Josh Richman covers state and national politics for the Bay Area News Group. A New York City native, he earned a bachelor’s degree in journalism from the University of Missouri and reported for the Express-Times of Easton, Pa. for five years before coming to the Oakland Tribune and ANG Newspapers in 1997. He is a frequent guest on KQED Channel 9’s “This Week in Northern California;” a proud father; an Eagle Scout; a somewhat skilled player of low-stakes poker; a rather good cook; a firm believer in the use of semicolons; and an unabashed political junkie who will never, EVER seek elected office.

  • JAFO

    This is a purely political and entirely predictable statement from one of Mr. Miller’s flacks. I would have expected nothing less from a Democrat in this case. Had the case gone the other way, one could easily imagine the identical statement coming from a different flack, but attributed to a Republican member of Congress. Yawn. Like the recently-concluded great filibuster “fix,” neither side truly wants much in the way of reforms, fearing that when the balance of power shifts, as it inevitably will, that one side or the other will long for things to be the way they used to be.

  • JohnW

    Miller is 100% on target. Even John Yoo, the Bush attorney who made the legal case for enhanced interrogation, agrees the D.C. court went way too far in limiting Presidential authority under the recess appointments clause of the Constitution.

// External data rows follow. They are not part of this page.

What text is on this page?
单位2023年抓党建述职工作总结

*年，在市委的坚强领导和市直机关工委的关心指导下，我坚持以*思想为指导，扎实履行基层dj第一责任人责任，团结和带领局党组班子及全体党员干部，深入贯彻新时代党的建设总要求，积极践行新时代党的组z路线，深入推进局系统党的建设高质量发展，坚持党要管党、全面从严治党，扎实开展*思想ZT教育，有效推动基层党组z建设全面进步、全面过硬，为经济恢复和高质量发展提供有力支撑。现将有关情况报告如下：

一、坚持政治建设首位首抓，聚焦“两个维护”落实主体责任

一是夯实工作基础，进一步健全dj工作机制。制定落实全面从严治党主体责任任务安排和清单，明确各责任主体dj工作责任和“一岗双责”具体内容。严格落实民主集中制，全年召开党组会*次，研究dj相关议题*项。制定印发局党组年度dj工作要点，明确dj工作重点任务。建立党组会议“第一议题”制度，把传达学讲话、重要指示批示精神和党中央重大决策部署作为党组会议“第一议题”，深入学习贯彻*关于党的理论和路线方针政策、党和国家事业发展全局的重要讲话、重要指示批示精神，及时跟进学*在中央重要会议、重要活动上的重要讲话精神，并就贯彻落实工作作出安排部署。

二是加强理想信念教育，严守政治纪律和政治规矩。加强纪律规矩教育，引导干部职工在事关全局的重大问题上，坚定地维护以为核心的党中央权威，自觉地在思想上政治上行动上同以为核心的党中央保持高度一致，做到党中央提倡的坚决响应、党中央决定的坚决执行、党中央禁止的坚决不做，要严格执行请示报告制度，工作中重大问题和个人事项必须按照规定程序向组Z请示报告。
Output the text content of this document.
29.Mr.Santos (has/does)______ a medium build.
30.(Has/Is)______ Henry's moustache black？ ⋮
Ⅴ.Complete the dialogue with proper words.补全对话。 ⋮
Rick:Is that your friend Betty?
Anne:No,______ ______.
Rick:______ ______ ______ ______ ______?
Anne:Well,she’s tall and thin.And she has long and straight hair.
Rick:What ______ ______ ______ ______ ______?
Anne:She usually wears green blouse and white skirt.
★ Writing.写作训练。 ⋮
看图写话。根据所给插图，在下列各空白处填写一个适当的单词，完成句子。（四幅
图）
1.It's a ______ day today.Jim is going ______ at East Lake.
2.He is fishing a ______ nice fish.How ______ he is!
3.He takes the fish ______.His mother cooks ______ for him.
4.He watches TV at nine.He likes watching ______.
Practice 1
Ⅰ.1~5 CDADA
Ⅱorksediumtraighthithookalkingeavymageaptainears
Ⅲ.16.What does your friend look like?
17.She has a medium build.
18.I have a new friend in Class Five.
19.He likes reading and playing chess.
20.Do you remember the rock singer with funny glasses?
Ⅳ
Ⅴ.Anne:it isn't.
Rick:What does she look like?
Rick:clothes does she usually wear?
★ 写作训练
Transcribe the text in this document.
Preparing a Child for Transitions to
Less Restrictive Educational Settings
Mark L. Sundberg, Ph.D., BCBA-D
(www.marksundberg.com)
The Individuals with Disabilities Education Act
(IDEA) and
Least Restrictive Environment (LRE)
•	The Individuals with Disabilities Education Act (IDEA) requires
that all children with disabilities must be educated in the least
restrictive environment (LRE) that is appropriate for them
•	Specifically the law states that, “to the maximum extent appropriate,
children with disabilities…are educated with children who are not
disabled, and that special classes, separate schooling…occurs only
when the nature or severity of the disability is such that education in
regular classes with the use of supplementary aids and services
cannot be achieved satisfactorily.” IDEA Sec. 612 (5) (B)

    What made the Obama NLRB appointments different is that he pushed the envelope on intra-session recess appointments by ignoring the Republican pro forma sessions, where a lone Senator gavels in for just a minute every three days during the recess for the specific purpose of preventing a recess appointment.

    The all-Republican 3-judge Appeals Court panel should have limited its review to that issue. Instead, they used the opportunity to make a much broader ruling that, if upheld by the Supremes, will virtually eliminate the ability of any president to ever again make a recess appointment as provided for in the Constitution. Similar to the Citizens United decision, the D.C. Appeals court went way beyond the scope of the case before it.

    In the specific case of the NLRB appointments, Senate Republicans forced Obama’s hand by blocking the Senate from performing its Advise and Consent responsibility. This wasn’t a matter of them not liking the people Obama nominated for the open seats. The goal was to nullify the NLRB as an agency, since the NLRB cannot make decisions without a quorum.

  • Elwood

    We’ll see what SCOTUS says.

    You never can tell.

  • JohnW

    Re: 3 Elwood

    Yes. I predict SCOTUS will at least narrow the ruling to the issue of whether Obama exceeded his authority by ignoring the sham “gavel in/gavel out” pro forma sessions. Otherwise, the courts will have effectively nullified the recess appointments clause. John Yoo agreed that the court went too far, but he blamed Obama’s aggressiveness on the issue for provoking the court to get involved in the first place. It’s a bit like blaming a rape victim for dressing too provocatively.

    Even a narrowed down ruling on that question, if it goes against Obama, would nullify the recess appointment authority. Inter-session recesses are already pretty much a thing of the past. Congress schedules its breaks intra-session, which is why presidents of both parties have relied on the intra-session recess appointments. Democrats created a Frankenstein when they started the pro forma session nonsense. Now, the shoe is on the other foot and being used against them.

    Democrats invented the pro forma session, just as the Dixiecrat Democrats historically were the party associated with the filibuster. However, the Republicans always seem to be more ruthless and talented at using both the filibuster and the pro forma session. Harry Reid was too wimpy to reform the filibuster when he had the chance. Watch. When Republicans get the Senate majority, they won’t be so wimpy about dumping the filibuster.